Only an unlikely, significant drop in oil demand can achieve what Opec has failed to do - steer near-record prices back to the $50 a barrel level that consumers and producers say they can live with.

Opec ministers meeting in Caracas promised last week to keep pumping as much oil as their customers want, but on Friday prices remained stubbornly above $70 a barrel and in striking distance of April's $75.35 all-time high.

With global economic growth resilient - the International Monetary Fund has forecast 4.9 per cent average growth this year - there is no sign of the sort of collapse in demand that followed the oil shocks of the 1970s and 1980s.

"Global growth is still looking robust," said Richard Batty, global investment strategist at Standard Life Investments, which manages worldwide assets of £118.8 billion.

"Economic recovery is coming through in Europe and Japan. We have synchronised growth globally and need a lot of that to come off the boil. It is keeping prices underpinned."

The days when the Organisation of the Petroleum Exporting Countries (Opec) could dictate the direction of the oil price with a pen stroke are gone. So are the days when the group, supplier of a third of the world's oil, could genuinely be called a cartel.

The situation on the oil market today is very different from the 1970s and 1980s.

The oil shocks of the 1970s and 1980s happened for a simple reason: there were sudden cuts in supply as a result of the Arab oil embargo and the Iranian revolution. Supply worries are certainly an element in today's high oil prices. Turmoil in Iraq and fears that a dispute over Iran's atomic programme could halt supplies from the world's fourth biggest exporter have added an estimated $10-15 to the price.

But strong demand from the world's two biggest oil consumers, the United States and China, and an influx of pension and hedge fund money have also been significant factors.

In 2004 Opec began raising its output ceiling towards the present 28 million barrels per day, close to the group's limit. Over the same period, oil prices have doubled.
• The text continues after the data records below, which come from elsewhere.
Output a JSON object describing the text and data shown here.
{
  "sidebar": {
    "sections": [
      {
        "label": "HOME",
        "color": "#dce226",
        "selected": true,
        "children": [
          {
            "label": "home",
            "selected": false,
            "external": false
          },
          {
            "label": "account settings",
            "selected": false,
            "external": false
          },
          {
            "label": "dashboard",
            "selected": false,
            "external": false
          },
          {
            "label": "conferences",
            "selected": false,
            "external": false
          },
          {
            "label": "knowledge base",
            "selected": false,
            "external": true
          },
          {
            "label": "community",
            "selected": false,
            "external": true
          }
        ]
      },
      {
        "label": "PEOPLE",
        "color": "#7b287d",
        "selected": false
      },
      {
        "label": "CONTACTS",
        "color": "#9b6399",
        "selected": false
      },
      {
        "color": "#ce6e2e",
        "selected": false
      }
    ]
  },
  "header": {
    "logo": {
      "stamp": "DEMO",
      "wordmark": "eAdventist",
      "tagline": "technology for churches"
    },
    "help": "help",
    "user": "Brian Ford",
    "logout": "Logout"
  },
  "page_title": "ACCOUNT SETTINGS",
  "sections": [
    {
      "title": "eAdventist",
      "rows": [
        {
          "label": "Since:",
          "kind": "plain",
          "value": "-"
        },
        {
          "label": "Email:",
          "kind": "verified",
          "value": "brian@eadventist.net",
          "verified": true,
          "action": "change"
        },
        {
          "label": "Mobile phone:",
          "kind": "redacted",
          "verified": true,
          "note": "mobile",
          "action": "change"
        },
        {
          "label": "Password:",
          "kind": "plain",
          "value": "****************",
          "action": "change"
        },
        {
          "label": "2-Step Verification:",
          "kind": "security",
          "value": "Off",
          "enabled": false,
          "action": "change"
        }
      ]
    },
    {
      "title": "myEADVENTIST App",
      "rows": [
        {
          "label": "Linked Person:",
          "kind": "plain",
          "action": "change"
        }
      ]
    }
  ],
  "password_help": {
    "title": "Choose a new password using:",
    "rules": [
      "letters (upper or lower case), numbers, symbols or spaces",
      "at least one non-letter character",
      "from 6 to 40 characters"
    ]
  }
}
Since the start of 2002 the cost of a barrel of oil has soared by $50. "Opec is very much a hostage to demand," said Leo Drollas, deputy executive director at the Centre for Global Energy Studies.

"The only thing that will change the situation is much slower growth and demand for oil being cut back."

Analysts have begun trimming their forecasts for oil demand growth because of sustained high prices, but the revisions are tiny set against the 85 million barrels per day oil market.

According to a Reuters survey published last Friday, analysts have trimmed their average forecast for 2006 oil demand growth by a modest 240,000 barrels per day to 1.3 million.

They are predicting growth will quicken to 1.42 million bpd next year.

"Recession is a highly unlikely scenario," said Deborah White, oil analyst at SG CIB in Paris.

"The extremely robust global economy and healthy-to-inflated prices for commodities both result from central banks' extremely accommodative monetary policies."

Saudi Oil Minister Ali Al-Naimi predicted in a newspaper interview on Friday that accelerating inflation and rising interest rates would eventually hurt demand for oil.

"Interest rates are rising and inflation is increasing. Attempts to control it (inflation) today should raise interest rates. If interest rates rise, liquidity will decrease which will affect demand for fuel," Mr Naimi said.

"If this happens in the next 6 months or the next 12 months, it will affect demand." But will this be enough to push oil down to $50 and below?

"There would certainly need to be a rather unlikely run of unexpectedly weak macro-economic and oil demand data," said Paul Horsnell, an analyst at Barclays Capital.

"And in a perfect world an absence of hurricanes and geopolitics might help."